This has come up several times over the past week, so I thought I would post a few refresher rules on possessive case.
Possessive Case, Nouns
When the noun does not end in an s, add and apostrophe and an s.
When the noun ends in an s, add only an apostrophe.
This rule does not distinguish between singular and plural nouns. This rule also applies to nouns used as possessive adjectives (five dollars’ worth of gas).
Possessive Case, Pronouns
Personal pronouns do not take an apostrophe.
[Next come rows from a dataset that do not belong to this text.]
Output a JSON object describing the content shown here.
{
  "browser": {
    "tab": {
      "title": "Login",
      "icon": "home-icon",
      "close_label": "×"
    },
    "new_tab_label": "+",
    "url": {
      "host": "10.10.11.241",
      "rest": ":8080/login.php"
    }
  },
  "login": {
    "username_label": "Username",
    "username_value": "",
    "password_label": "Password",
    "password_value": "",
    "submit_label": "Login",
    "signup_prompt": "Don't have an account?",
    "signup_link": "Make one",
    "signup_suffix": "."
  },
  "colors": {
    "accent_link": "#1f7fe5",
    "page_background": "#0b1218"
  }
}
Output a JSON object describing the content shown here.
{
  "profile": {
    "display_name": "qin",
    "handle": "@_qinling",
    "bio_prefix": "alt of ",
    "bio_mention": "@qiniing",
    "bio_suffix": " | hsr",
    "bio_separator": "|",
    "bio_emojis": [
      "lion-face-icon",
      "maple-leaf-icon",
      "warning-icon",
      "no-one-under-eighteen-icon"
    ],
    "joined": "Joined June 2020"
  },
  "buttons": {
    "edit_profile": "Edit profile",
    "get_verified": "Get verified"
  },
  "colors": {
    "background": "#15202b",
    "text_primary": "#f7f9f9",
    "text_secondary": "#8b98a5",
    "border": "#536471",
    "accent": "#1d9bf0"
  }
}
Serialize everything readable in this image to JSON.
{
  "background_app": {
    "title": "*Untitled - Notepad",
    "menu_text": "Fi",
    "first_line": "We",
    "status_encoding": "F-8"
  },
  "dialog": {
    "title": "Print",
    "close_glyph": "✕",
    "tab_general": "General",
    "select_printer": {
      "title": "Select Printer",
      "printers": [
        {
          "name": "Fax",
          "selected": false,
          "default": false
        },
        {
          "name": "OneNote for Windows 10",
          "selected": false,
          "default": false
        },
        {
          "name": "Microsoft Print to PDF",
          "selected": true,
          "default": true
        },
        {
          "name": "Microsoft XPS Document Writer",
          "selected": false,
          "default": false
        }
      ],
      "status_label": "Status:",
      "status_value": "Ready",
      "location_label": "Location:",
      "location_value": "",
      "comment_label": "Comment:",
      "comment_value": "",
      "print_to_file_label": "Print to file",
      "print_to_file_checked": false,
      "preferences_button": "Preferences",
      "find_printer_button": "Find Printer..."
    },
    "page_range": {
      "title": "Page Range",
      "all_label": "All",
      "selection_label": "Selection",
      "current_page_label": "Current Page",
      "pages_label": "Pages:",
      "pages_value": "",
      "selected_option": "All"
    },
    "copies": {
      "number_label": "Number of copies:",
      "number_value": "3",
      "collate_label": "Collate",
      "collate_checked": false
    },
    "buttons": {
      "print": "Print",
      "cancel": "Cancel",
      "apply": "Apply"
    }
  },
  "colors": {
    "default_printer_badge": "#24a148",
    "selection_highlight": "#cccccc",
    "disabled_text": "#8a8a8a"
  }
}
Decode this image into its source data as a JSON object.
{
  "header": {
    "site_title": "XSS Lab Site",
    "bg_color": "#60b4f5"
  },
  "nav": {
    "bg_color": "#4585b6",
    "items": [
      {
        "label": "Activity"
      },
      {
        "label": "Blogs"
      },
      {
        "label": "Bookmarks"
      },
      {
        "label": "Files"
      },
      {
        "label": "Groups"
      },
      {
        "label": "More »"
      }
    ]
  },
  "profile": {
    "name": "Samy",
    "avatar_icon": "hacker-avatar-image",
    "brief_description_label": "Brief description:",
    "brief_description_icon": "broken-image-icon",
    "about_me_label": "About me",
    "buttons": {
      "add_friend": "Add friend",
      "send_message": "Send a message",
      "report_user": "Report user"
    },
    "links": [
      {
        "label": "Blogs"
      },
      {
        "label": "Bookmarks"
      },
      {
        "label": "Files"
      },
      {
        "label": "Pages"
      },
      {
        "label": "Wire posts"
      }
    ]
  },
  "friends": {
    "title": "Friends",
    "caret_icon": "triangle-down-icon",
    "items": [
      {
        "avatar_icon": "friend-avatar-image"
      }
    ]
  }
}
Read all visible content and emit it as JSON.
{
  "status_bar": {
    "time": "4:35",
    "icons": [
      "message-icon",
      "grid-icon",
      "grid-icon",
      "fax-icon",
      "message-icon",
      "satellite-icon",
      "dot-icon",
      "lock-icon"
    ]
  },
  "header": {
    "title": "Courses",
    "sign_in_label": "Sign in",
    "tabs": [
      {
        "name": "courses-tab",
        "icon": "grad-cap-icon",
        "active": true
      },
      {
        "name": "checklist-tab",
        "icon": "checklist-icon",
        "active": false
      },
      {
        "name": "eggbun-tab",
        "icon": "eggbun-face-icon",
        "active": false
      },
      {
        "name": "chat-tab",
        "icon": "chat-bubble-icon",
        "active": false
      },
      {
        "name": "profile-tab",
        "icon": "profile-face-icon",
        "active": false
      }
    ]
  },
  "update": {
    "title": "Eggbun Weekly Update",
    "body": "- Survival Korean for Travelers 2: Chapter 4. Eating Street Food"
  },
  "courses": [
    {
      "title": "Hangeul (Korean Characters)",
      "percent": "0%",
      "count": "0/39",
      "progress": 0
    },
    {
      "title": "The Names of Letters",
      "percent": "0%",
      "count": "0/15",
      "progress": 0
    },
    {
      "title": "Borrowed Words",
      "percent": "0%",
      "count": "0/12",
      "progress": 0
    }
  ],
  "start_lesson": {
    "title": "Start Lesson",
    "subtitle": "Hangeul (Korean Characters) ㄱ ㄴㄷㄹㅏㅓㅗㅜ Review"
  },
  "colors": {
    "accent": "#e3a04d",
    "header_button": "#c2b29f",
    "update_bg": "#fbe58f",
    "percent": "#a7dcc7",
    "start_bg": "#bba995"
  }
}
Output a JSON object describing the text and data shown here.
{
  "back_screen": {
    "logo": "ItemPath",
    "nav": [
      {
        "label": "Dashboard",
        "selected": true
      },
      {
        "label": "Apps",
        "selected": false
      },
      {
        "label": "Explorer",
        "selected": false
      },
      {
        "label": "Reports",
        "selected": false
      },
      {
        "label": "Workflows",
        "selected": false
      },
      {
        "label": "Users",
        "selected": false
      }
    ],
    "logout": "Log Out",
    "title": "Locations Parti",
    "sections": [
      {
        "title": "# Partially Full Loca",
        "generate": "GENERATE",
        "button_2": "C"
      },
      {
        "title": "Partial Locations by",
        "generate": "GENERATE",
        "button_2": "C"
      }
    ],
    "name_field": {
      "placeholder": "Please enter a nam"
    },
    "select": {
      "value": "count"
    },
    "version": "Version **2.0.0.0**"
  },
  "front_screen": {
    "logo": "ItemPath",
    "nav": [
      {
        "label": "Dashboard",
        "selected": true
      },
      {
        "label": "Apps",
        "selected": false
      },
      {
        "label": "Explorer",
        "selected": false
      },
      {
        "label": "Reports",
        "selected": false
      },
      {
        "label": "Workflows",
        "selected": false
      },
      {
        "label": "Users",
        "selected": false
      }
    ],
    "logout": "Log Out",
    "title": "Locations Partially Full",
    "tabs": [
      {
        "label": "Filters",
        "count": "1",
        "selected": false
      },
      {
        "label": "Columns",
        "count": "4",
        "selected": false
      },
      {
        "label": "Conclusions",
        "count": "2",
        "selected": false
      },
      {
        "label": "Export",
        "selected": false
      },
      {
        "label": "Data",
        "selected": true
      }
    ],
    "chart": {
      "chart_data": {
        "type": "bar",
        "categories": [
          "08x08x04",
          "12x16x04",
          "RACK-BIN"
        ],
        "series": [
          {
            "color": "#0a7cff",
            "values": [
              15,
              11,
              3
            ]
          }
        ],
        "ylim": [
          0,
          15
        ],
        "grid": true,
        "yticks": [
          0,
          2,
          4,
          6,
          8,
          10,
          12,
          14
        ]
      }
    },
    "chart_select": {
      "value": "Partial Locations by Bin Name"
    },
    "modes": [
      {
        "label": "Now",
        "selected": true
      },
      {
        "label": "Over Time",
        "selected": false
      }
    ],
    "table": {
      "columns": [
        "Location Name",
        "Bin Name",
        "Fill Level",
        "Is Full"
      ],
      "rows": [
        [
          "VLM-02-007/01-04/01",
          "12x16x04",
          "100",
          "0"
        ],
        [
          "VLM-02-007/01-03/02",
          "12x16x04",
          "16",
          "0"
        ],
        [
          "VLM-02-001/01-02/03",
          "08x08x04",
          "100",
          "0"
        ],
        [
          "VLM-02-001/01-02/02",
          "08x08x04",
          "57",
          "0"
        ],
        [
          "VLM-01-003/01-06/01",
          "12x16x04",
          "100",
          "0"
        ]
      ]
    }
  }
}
These nouns include his, hers, its, ours, yours, theirs and whose.
Indefinite pronouns take an apostrophe and an s.
Everybody’s favorite story
Possessive Case, Compounds
In hyphenated words, names of organizations consisting of more than one word, and words indicating joint possession, only the last word takes the possessive form. The form of the possessive follows the rules for nouns in the possessive case.
* Ex-husband’s habits (hyphenated)
* Smith and Wesson’s finest model (organization, singular)
* Parker Brothers’ product line (organization, plural)
* Romy and Michelle’s High School Reunion (joint possession)
Exception: In the case of joint possession, when the first part of the pair is a noun and the final part is a pronoun in the possessive case, then the noun follows the rule for nouns in the possessive case.
* Robert’s and my anniversary
But note: this only applies to joint possession, that is, things owned in common. When two or more people possess something individually, each of their names is possessive in form.
* Shaq’s and Kobe’s championship rings (Each player has his own ring. They do not share a single ring in joint possession.)
This is just one of those things you have to learn if you want to be one of the cool kids.